G. received a phone call from someone claiming to be from BT.
The caller told him there is a very important and urgent problem with your Internet router and we need to replace it.
“We will send a new one out to you immediately.”

G. wasn’t impressed and said that he wasn’t interested and goodbye.
The caller tried again – being more insistent this time.
“Your Wi-Fi is sending out dangerous signals and needs to be fixed”.

G. is a courteous person and didn’t want to offend but again said he wasn’t interested. “Goodbye”. He hoped the caller would leave him alone.

But next day the caller was back again. This time claiming there were problems with the Internet line and replacement kit was on the way

 

G. still didn’t want to be rude to the caller so politely asked him to stop calling, said ‘Goodbye’ And hoped that would be the end of it.

But the caller continued to call 2 or 3 times per day.

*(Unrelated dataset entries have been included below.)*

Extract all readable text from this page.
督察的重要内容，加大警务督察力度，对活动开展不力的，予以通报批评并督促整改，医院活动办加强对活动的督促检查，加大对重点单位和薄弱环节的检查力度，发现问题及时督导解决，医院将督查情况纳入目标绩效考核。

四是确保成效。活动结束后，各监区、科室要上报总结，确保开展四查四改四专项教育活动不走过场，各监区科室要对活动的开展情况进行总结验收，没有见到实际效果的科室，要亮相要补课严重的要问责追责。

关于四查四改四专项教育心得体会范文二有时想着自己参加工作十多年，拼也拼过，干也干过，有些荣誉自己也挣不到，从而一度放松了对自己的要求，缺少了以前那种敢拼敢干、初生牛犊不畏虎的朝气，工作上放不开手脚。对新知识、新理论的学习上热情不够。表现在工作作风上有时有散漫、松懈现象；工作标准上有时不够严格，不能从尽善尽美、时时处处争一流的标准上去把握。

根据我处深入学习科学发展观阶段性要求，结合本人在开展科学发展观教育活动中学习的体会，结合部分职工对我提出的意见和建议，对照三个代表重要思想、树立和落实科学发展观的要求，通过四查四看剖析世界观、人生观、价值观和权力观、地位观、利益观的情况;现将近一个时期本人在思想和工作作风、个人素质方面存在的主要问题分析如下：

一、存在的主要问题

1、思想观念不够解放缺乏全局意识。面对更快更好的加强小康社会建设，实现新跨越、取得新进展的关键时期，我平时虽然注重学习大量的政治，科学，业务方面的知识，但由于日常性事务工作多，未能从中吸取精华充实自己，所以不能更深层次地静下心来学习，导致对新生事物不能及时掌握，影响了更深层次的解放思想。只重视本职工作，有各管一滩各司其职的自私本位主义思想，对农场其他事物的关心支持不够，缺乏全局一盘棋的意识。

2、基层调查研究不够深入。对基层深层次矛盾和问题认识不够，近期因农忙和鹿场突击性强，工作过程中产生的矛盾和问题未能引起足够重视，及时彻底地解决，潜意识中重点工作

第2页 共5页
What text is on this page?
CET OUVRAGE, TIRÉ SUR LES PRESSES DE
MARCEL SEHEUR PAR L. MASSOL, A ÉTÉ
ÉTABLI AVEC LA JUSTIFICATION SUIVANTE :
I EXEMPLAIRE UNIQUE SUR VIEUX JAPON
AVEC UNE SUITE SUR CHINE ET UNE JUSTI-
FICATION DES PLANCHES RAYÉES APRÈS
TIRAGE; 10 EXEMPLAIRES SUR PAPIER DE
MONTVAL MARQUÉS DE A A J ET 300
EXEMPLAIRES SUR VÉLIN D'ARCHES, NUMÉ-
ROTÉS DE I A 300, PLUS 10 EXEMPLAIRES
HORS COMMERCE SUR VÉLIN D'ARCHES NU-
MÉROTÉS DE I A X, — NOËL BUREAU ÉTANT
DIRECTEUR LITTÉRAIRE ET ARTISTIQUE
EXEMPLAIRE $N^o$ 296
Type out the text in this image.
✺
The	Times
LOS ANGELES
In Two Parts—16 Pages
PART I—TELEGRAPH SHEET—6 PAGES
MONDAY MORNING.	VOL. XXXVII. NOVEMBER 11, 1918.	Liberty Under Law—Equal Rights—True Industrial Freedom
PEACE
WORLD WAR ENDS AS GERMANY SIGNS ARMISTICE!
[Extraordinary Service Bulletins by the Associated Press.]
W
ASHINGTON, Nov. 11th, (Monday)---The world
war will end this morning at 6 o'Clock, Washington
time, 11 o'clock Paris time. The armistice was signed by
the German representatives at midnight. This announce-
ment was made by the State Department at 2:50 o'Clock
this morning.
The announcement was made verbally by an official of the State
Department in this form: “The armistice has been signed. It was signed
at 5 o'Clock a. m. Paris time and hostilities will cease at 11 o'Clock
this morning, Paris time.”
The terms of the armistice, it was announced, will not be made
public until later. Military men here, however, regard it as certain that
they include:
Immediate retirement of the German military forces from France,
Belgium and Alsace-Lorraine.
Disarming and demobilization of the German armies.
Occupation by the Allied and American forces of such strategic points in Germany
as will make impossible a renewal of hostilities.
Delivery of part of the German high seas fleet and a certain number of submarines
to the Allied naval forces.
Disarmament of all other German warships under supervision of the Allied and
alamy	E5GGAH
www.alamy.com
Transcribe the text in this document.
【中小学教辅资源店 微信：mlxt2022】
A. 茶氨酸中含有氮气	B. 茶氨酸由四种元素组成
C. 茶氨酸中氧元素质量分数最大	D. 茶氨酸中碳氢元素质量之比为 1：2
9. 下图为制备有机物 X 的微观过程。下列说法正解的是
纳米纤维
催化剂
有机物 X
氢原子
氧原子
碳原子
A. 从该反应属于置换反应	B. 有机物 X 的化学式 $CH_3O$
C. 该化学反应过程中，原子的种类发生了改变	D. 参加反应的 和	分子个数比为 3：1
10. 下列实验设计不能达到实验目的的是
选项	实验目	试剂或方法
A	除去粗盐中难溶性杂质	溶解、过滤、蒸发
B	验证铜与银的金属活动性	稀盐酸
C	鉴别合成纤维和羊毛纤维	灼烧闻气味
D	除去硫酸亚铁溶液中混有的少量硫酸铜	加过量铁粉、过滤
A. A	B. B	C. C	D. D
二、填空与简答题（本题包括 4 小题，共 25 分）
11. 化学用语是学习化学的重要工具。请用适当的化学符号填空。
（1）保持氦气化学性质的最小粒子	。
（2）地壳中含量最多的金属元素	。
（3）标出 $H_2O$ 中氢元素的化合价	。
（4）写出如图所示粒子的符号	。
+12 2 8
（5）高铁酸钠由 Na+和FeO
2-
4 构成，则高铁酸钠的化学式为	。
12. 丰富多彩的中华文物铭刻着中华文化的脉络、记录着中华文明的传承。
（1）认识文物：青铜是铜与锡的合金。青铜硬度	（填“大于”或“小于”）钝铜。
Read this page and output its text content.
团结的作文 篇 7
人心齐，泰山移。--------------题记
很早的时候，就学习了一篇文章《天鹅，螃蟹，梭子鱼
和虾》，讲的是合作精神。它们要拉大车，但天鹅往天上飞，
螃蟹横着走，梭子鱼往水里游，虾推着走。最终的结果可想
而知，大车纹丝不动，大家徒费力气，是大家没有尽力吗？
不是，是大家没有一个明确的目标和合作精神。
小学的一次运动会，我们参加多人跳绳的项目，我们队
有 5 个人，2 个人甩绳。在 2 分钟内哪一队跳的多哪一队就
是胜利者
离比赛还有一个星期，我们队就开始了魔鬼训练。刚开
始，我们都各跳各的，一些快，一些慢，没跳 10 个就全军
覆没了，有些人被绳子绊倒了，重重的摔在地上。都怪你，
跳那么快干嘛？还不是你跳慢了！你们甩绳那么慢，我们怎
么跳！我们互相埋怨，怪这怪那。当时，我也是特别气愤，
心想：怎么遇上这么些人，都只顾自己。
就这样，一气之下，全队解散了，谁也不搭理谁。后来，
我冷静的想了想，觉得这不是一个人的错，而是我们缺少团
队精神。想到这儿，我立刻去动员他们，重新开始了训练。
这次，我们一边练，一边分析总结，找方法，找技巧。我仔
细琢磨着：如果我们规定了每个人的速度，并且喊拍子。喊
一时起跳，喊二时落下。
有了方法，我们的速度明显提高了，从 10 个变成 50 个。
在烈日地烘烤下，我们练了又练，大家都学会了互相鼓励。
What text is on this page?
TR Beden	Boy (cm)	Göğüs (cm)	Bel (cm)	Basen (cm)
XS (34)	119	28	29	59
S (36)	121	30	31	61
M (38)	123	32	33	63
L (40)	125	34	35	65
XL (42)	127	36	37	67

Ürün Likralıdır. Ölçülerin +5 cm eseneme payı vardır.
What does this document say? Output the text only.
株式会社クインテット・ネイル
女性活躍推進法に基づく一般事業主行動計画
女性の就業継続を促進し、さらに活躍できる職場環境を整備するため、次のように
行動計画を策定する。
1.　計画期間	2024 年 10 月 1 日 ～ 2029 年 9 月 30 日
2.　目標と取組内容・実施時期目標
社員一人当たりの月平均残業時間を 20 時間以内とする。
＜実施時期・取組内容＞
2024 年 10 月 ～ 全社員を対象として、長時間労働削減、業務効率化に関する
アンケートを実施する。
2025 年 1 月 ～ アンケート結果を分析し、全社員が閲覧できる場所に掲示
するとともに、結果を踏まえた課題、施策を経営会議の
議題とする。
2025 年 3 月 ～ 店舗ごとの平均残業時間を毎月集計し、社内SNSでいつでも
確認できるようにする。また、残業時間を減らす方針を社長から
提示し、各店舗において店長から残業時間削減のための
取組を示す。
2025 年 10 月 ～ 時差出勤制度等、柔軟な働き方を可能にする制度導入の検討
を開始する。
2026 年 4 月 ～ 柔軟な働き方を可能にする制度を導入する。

G. realised something had to be done so he set-up Sky Talk Shield on his phone.

This service stops anyone calling his number directly.

When you phone his number you get a recorded message from Sky telling you the number you’ve called  has Sky Talk Safe and to say your name and press 2 on the keypad.

When you’ve done that, the service calls G. and plays back the name of the caller. He then chooses to accept or refuse the call.

This service does have a cost but it does seem an effective way of blocking all unwanted callers and solved G.s problem with the fake BT caller.

A quicker way of dealing with this type of persistent scammer is to tell them exactly what you think of them, using direct language – have a good shout, it does you good.

If you haven’t worked out how G. knew from the start that it was a scam call – he didn’t have a BT line, only Sky.